Will nuclear power get the green EU label?
Ten EU countries are calling on Brussels to label nuclear power as a green source in the EU's taxonomy for sustainable activities. Among them are states like France, which have long relied on nuclear power, and also countries like Poland, which only now plan to start building nuclear power plants. The taxonomy is seen as an important guide for sustainable investments. Commentators are divided.
This could accelerate Poland's decarbonisation
Business Insider Polska sees the probable compromise on the EU taxonomy as an important step for private investment in nuclear power:
“Global warming and growing pressure towards decarbonisation are accelerating the energy transition. In Poland's case, nuclear power could be the answer to these challenges.

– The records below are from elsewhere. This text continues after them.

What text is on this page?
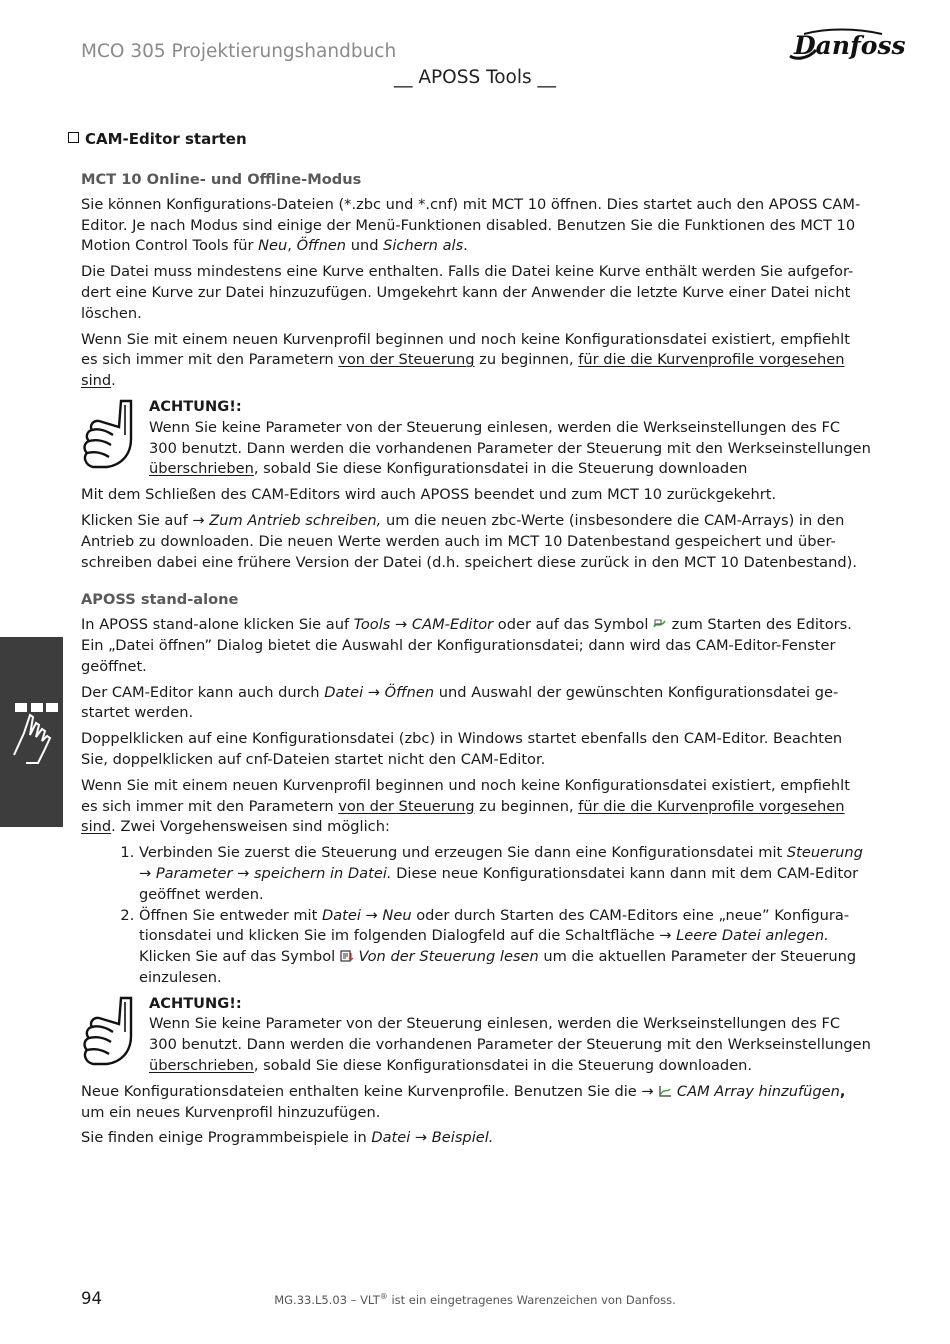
MCO 305 Projektierungshandbuch	Danfoss
__ APOSS Tools __
CAM-Editor starten
MCT 10 Online- und Offline-Modus

Sie können Konfigurations-Dateien (*.zbc und *.cnf) mit MCT 10 öffnen. Dies startet auch den APOSS CAM-Editor. Je nach Modus sind einige der Menü-Funktionen disabled. Benutzen Sie die Funktionen des MCT 10 Motion Control Tools für Neu, Öffnen und Sichern als.

Die Datei muss mindestens eine Kurve enthalten. Falls die Datei keine Kurve enthält werden Sie aufgefor-dert eine Kurve zur Datei hinzuzufügen. Umgekehrt kann der Anwender die letzte Kurve einer Datei nicht löschen.

Wenn Sie mit einem neuen Kurvenprofil beginnen und noch keine Konfigurationsdatei existiert, empfiehlt es sich immer mit den Parametern von der Steuerung zu beginnen, für die die Kurvenprofile vorgesehen sind.

ACHTUNG!:
Wenn Sie keine Parameter von der Steuerung einlesen, werden die Werkseinstellungen des FC 300 benutzt. Dann werden die vorhandenen Parameter der Steuerung mit den Werkseinstellungen überschrieben, sobald Sie diese Konfigurationsdatei in die Steuerung downloaden

Mit dem Schließen des CAM-Editors wird auch APOSS beendet und zum MCT 10 zurückgekehrt.

Klicken Sie auf → Zum Antrieb schreiben, um die neuen zbc-Werte (insbesondere die CAM-Arrays) in den Antrieb zu downloaden. Die neuen Werte werden auch im MCT 10 Datenbestand gespeichert und über-schreiben dabei eine frühere Version der Datei (d.h. speichert diese zurück in den MCT 10 Datenbestand).

APOSS stand-alone

In APOSS stand-alone klicken Sie auf Tools → CAM-Editor oder auf das Symbol  zum Starten des Editors. Ein „Datei öffnen” Dialog bietet die Auswahl der Konfigurationsdatei; dann wird das CAM-Editor-Fenster geöffnet.

Der CAM-Editor kann auch durch Datei → Öffnen und Auswahl der gewünschten Konfigurationsdatei ge-startet werden.

Doppelklicken auf eine Konfigurationsdatei (zbc) in Windows startet ebenfalls den CAM-Editor. Beachten Sie, doppelklicken auf cnf-Dateien startet nicht den CAM-Editor.

Wenn Sie mit einem neuen Kurvenprofil beginnen und noch keine Konfigurationsdatei existiert, empfiehlt es sich immer mit den Parametern von der Steuerung zu beginnen, für die die Kurvenprofile vorgesehen sind. Zwei Vorgehensweisen sind möglich:

1. Verbinden Sie zuerst die Steuerung und erzeugen Sie dann eine Konfigurationsdatei mit Steuerung → Parameter → speichern in Datei. Diese neue Konfigurationsdatei kann dann mit dem CAM-Editor geöffnet werden.
2. Öffnen Sie entweder mit Datei → Neu oder durch Starten des CAM-Editors eine „neue” Konfigura-tionsdatei und klicken Sie im folgenden Dialogfeld auf die Schaltfläche → Leere Datei anlegen. Klicken Sie auf das Symbol  Von der Steuerung lesen um die aktuellen Parameter der Steuerung einzulesen.
ACHTUNG!:
Wenn Sie keine Parameter von der Steuerung einlesen, werden die Werkseinstellungen des FC 300 benutzt. Dann werden die vorhandenen Parameter der Steuerung mit den Werkseinstellungen überschrieben, sobald Sie diese Konfigurationsdatei in die Steuerung downloaden.

Neue Konfigurationsdateien enthalten keine Kurvenprofile. Benutzen Sie die →  CAM Array hinzufügen, um ein neues Kurvenprofil hinzuzufügen.

Sie finden einige Programmbeispiele in Datei → Beispiel.

94	MG.33.L5.03 – VLT® ist ein eingetragenes Warenzeichen von Danfoss.
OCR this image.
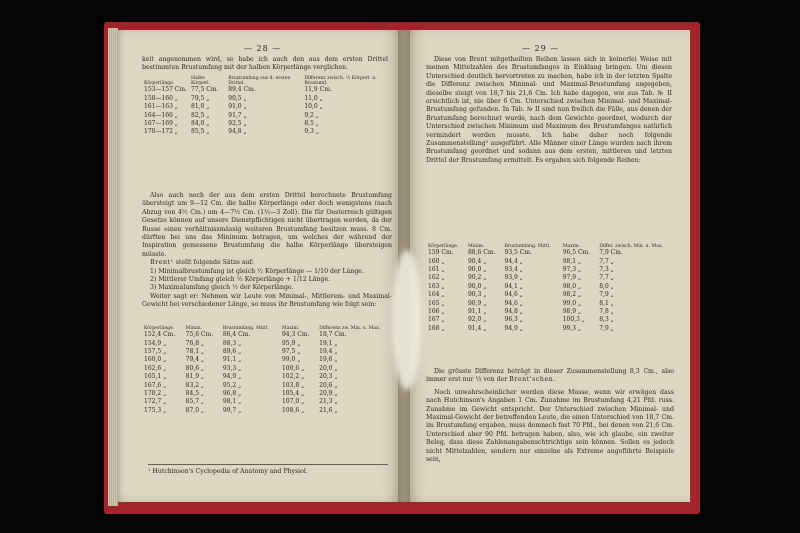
— 28 —

keit angenommen wird, so habe ich auch den aus dem ersten Drittel bestimmten Brustumfang mit der halben Körperlänge verglichen.

Körperlänge.	Halbe Körperl.	Brustumfang aus d. ersten Drittel.	Differenz zwisch. ½ Körperl. u. Brustumf.
153—157 Cm.	77,5 Cm.	89,4 Cm.	11,9 Cm.
158—160 „	79,5 „	90,5 „	11,0 „
161—163 „	81,0 „	91,0 „	10,0 „
164—166 „	82,5 „	91,7 „	9,2 „
167—169 „	84,0 „	92,5 „	8,5 „
170—172 „	85,5 „	94,8 „	9,3 „

Also auch noch der aus dem ersten Drittel berechnete Brustumfang übersteigt um 9—12 Cm. die halbe Körperlänge oder doch wenigstens (nach Abzug von 4½ Cm.) um 4—7½ Cm. (1½—3 Zoll). Die für Oesterreich gültigen Gesetze können auf unsere Dienstpflichtigen nicht übertragen werden, da der Russe einen verhältnissmässig weiteren Brustumfang besitzen muss. 8 Cm. dürften bei uns das Minimum betragen, um welches der während der Inspiration gemessene Brustumfang die halbe Körperlänge übersteigen müsste.

Brent¹ stellt folgende Sätze auf:

1) Minimalbrustumfang ist gleich ½ Körperlänge — 1/10 der Länge.

2) Mittlerer Umfang gleich ½ Körperlänge + 1/12 Länge.

3) Maximalumfang gleich ½ der Körperlänge.

Weiter sagt er: Nehmen wir Leute von Minimal-, Mittlerem- und Maximal-Gewicht bei verschiedener Länge, so muss ihr Brustumfang wie folgt sein:

Körperlänge.	Minim.	Brustumfang. Mittl.	Maxim.	Differenz zw. Min. u. Max.
152,4 Cm.	75,6 Cm.	86,4 Cm.	94,3 Cm.	18,7 Cm.
154,9 „	76,8 „	88,3 „	95,9 „	19,1 „
157,5 „	78,1 „	89,6 „	97,5 „	19,4 „
160,0 „	79,4 „	91,1 „	99,0 „	19,6 „
162,6 „	80,6 „	93,3 „	100,6 „	20,0 „
165,1 „	81,9 „	94,0 „	102,2 „	20,3 „
167,6 „	83,2 „	95,2 „	103,8 „	20,6 „
170,2 „	84,5 „	96,8 „	105,4 „	20,9 „
172,7 „	85,7 „	98,1 „	107,0 „	21,3 „
175,3 „	87,0 „	99,7 „	108,6 „	21,6 „
¹ Hutchinson's Cyclopedia of Anatomy and Physiol.
— 29 —

Diese von Brent mitgetheilten Reihen lassen sich in keinerlei Weise mit meinen Mittelzahlen des Brustumfanges in Einklang bringen. Um diesen Unterschied deutlich hervortreten zu machen, habe ich in der letzten Spalte die Differenz zwischen Minimal- und Maximal-Brustumfang angegeben, dieselbe steigt von 18,7 bis 21,6 Cm. Ich habe dagegen, wie aus Tab. № II ersichtlich ist, nie über 6 Cm. Unterschied zwischen Minimal- und Maximal-Brustumfang gefunden. In Tab. № II sind nun freilich die Fälle, aus denen der Brustumfang berechnet wurde, nach dem Gewichte geordnet, wodurch der Unterschied zwischen Minimum und Maximum des Brustumfanges natürlich vermindert werden musste. Ich habe daher noch folgende Zusammenstellung² ausgeführt. Alle Männer einer Länge wurden nach ihrem Brustumfang geordnet und sodann aus dem ersten, mittleren und letzten Drittel der Brustumfang ermittelt. Es ergaben sich folgende Reihen:

Körperlänge.	Minim.	Brustumfang. Mittl.	Maxim.	Differ. zwisch. Min. u. Max.
159 Cm.	88,6 Cm.	93,5 Cm.	96,5 Cm.	7,9 Cm.
160 „	90,4 „	94,4 „	98,1 „	7,7 „
161 „	90,0 „	93,4 „	97,3 „	7,3 „
162 „	90,2 „	93,9 „	97,9 „	7,7 „
163 „	90,0 „	94,1 „	98,0 „	8,0 „
164 „	90,3 „	94,6 „	98,2 „	7,9 „
165 „	90,9 „	94,6 „	99,0 „	8,1 „
166 „	91,1 „	94,8 „	98,9 „	7,8 „
167 „	92,0 „	96,3 „	100,3 „	8,3 „
168 „	91,4 „	94,9 „	99,3 „	7,9 „

Die grösste Differenz beträgt in dieser Zusammenstellung 8,3 Cm., also immer erst nur ⅓ von der Brent'schen.

Noch unwahrscheinlicher werden diese Masse, wenn wir erwägen dass nach Hutchinson's Angaben 1 Cm. Zunahme im Brustumfang 4,21 Pfd. russ. Zunahme im Gewicht entspricht. Der Unterschied zwischen Minimal- und Maximal-Gewicht der betreffenden Leute, die einen Unterschied von 18,7 Cm. im Brustumfang ergaben, muss demnach fast 70 Pfd., bei denen von 21,6 Cm. Unterschied aber 90 Pfd. betragen haben, also, wie ich glaube, ein zweiter Beleg, dass diese Zahlenangabenschtrichtige sein können. Sollen es jedoch nicht Mittelzahlen, sondern nur einzelne als Extreme angeführte Beispiele sein,
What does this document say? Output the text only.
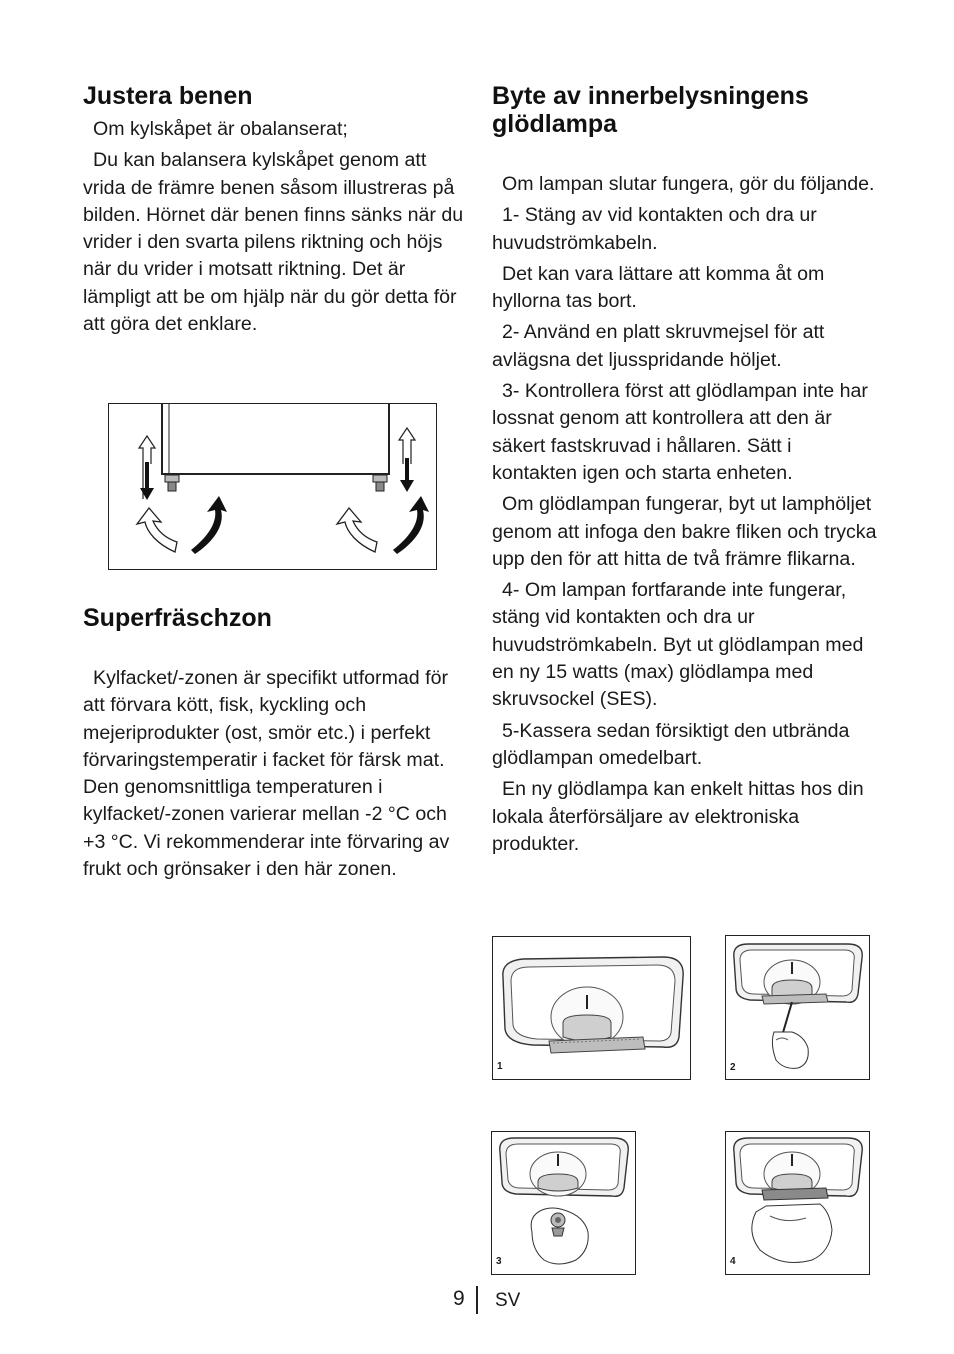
Justera benen

Om kylskåpet är obalanserat;

Du kan balansera kylskåpet genom att vrida de främre benen såsom illustreras på bilden. Hörnet där benen finns sänks när du vrider i den svarta pilens riktning och höjs när du vrider i motsatt riktning. Det är lämpligt att be om hjälp när du gör detta för att göra det enklare.

Superfräschzon

Kylfacket/-zonen är specifikt utformad för att förvara kött, fisk, kyckling och mejeriprodukter (ost, smör etc.) i perfekt förvaringstemperatir i facket för färsk mat. Den genomsnittliga temperaturen i kylfacket/-zonen varierar mellan -2 °C och +3 °C. Vi rekommenderar inte förvaring av frukt och grönsaker i den här zonen.

Byte av innerbelysningens glödlampa

Om lampan slutar fungera, gör du följande.

1- Stäng av vid kontakten och dra ur huvudströmkabeln.

Det kan vara lättare att komma åt om hyllorna tas bort.

2- Använd en platt skruvmejsel för att avlägsna det ljusspridande höljet.

3- Kontrollera först att glödlampan inte har lossnat genom att kontrollera att den är säkert fastskruvad i hållaren. Sätt i kontakten igen och starta enheten.

Om glödlampan fungerar, byt ut lamphöljet genom att infoga den bakre fliken och trycka upp den för att hitta de två främre flikarna.

4- Om lampan fortfarande inte fungerar, stäng vid kontakten och dra ur huvudströmkabeln. Byt ut glödlampan med en ny 15 watts (max) glödlampa med skruvsockel (SES).

5-Kassera sedan försiktigt den utbrända glödlampan omedelbart.

En ny glödlampa kan enkelt hittas hos din lokala återförsäljare av elektroniska produkter.

1	2
3	4
9 SV
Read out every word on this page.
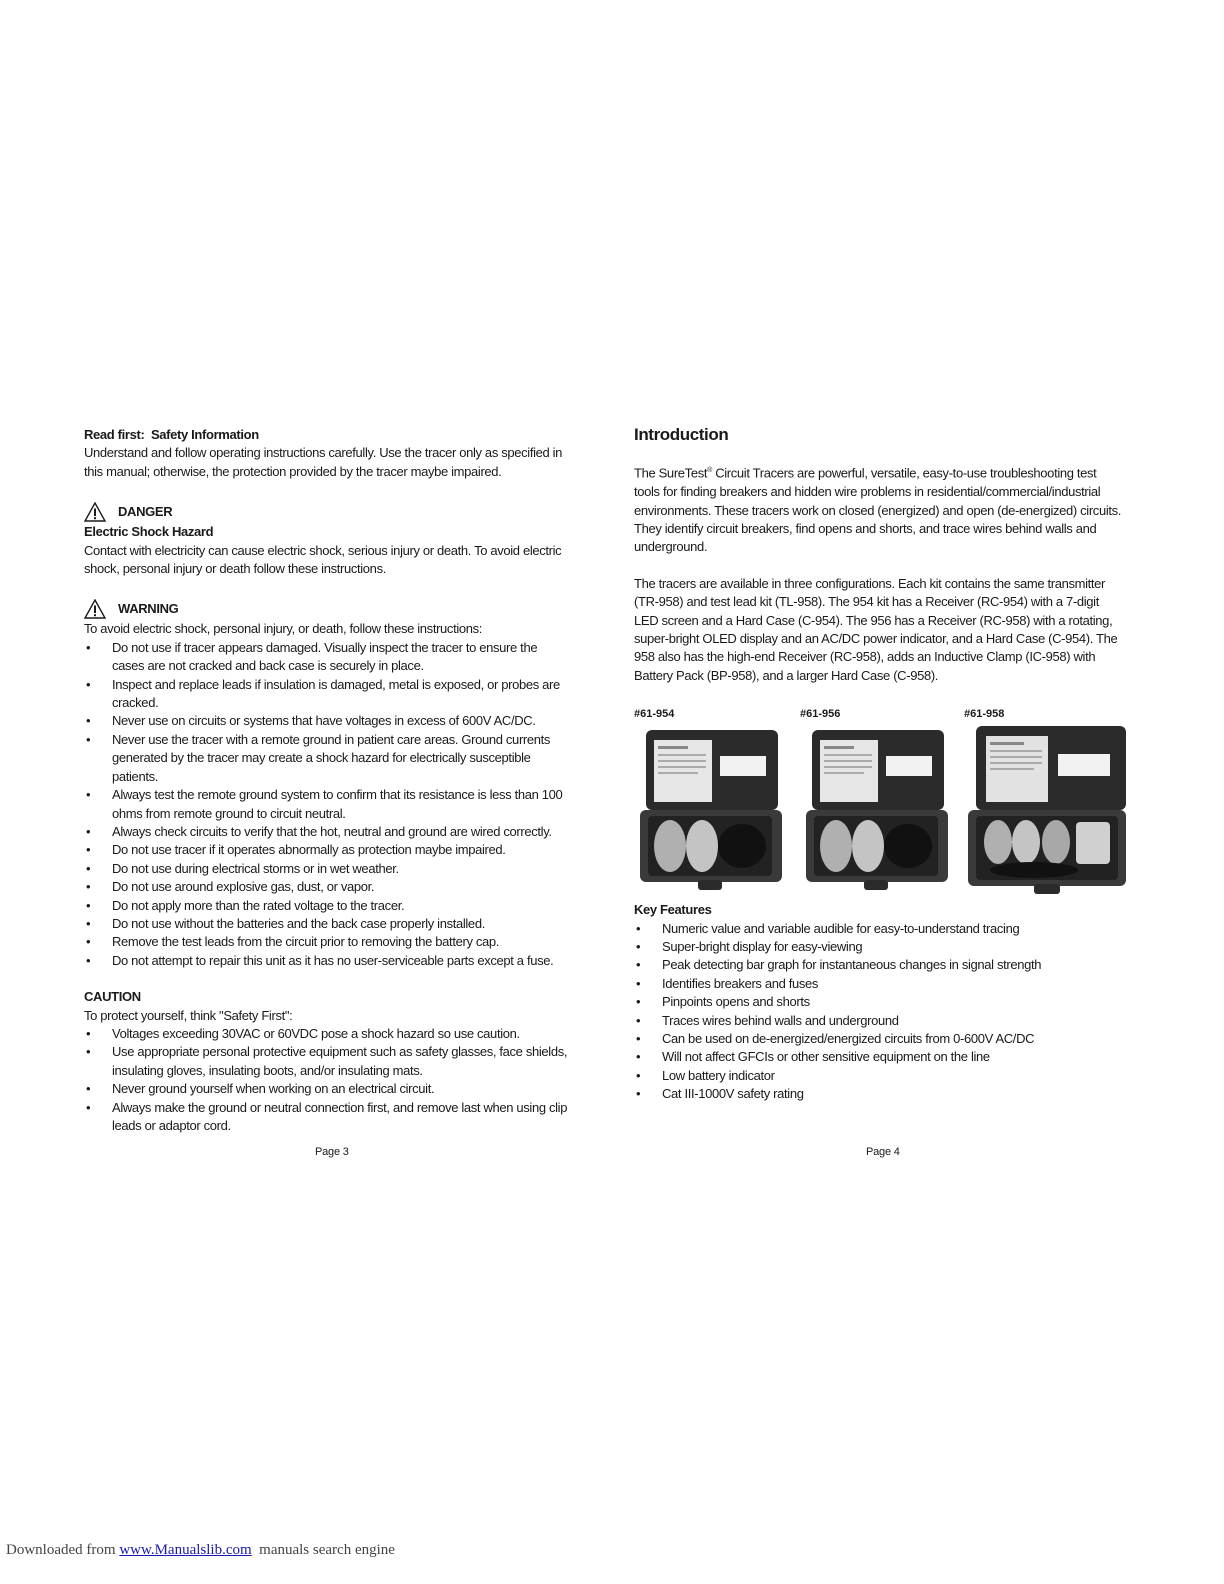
Read first: Safety Information

Understand and follow operating instructions carefully. Use the tracer only as specified in this manual; otherwise, the protection provided by the tracer maybe impaired.

DANGER

Electric Shock Hazard

Contact with electricity can cause electric shock, serious injury or death. To avoid electric shock, personal injury or death follow these instructions.

WARNING

To avoid electric shock, personal injury, or death, follow these instructions:

• Do not use if tracer appears damaged. Visually inspect the tracer to ensure the cases are not cracked and back case is securely in place.
• Inspect and replace leads if insulation is damaged, metal is exposed, or probes are cracked.
• Never use on circuits or systems that have voltages in excess of 600V AC/DC.
• Never use the tracer with a remote ground in patient care areas. Ground currents generated by the tracer may create a shock hazard for electrically susceptible patients.
• Always test the remote ground system to confirm that its resistance is less than 100 ohms from remote ground to circuit neutral.
• Always check circuits to verify that the hot, neutral and ground are wired correctly.
• Do not use tracer if it operates abnormally as protection maybe impaired.
• Do not use during electrical storms or in wet weather.
• Do not use around explosive gas, dust, or vapor.
• Do not apply more than the rated voltage to the tracer.
• Do not use without the batteries and the back case properly installed.
• Remove the test leads from the circuit prior to removing the battery cap.
• Do not attempt to repair this unit as it has no user-serviceable parts except a fuse.

CAUTION

To protect yourself, think "Safety First":

• Voltages exceeding 30VAC or 60VDC pose a shock hazard so use caution.
• Use appropriate personal protective equipment such as safety glasses, face shields, insulating gloves, insulating boots, and/or insulating mats.
• Never ground yourself when working on an electrical circuit.
• Always make the ground or neutral connection first, and remove last when using clip leads or adaptor cord.
Page 3

Introduction

The SureTest® Circuit Tracers are powerful, versatile, easy-to-use troubleshooting test tools for finding breakers and hidden wire problems in residential/commercial/industrial environments. These tracers work on closed (energized) and open (de-energized) circuits. They identify circuit breakers, find opens and shorts, and trace wires behind walls and underground.

The tracers are available in three configurations. Each kit contains the same transmitter (TR-958) and test lead kit (TL-958). The 954 kit has a Receiver (RC-954) with a 7-digit LED screen and a Hard Case (C-954). The 956 has a Receiver (RC-958) with a rotating, super-bright OLED display and an AC/DC power indicator, and a Hard Case (C-954). The 958 also has the high-end Receiver (RC-958), adds an Inductive Clamp (IC-958) with Battery Pack (BP-958), and a larger Hard Case (C-958).

#61-954	#61-956	#61-958

Key Features

• Numeric value and variable audible for easy-to-understand tracing
• Super-bright display for easy-viewing
• Peak detecting bar graph for instantaneous changes in signal strength
• Identifies breakers and fuses
• Pinpoints opens and shorts
• Traces wires behind walls and underground
• Can be used on de-energized/energized circuits from 0-600V AC/DC
• Will not affect GFCIs or other sensitive equipment on the line
• Low battery indicator
• Cat III-1000V safety rating
Page 4
Downloaded from www.Manualslib.com  manuals search engine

If the Polish government is convinced that nuclear power is the solution, it must both implement state projects that are key to energy security and support smaller private investments that can complement these projects. ... Positive decisions on nuclear energy at the EU level should make it easier and cheaper to implement these difficult projects.”
That's realpolitik for you
A poor compromise is better than none at all, Ilta-Sanomat points out:
“There is a risk that the whole package will fall through if competing demands are not met. According to leaked reports, the solution could be a compromise that classifies both nuclear energy and natural gas as environmentally friendly. This compromise would dilute the EU's green promises, because neither nuclear energy nor natural gas are as clean as wind and solar power, for example - let alone renewable. But unlike the promises of pretty speeches the realities of daily life often demand compromises - otherwise the promises won't be fulfilled.”
Wind and solar are cheaper
New nuclear power plants are not the way out of the climate crisis, says Deutschlandfunk:
“Firstly, because things have to happen very quickly. Coal has to be phased out in the industrialised countries by 2030 if the climate targets of the Paris Agreement are to be met - and in developing countries, not much later. It takes many years and often decades to build nuclear reactors. And new, small reactors from the assembly line, as proposed by Bill Gates and Emmanuel Macron, only exist in theory so far. If they become reality, that will take time. Secondly, nuclear power plants are far too expensive. They can only compete with modern wind turbines and solar power plants if supported by immense subsidies.”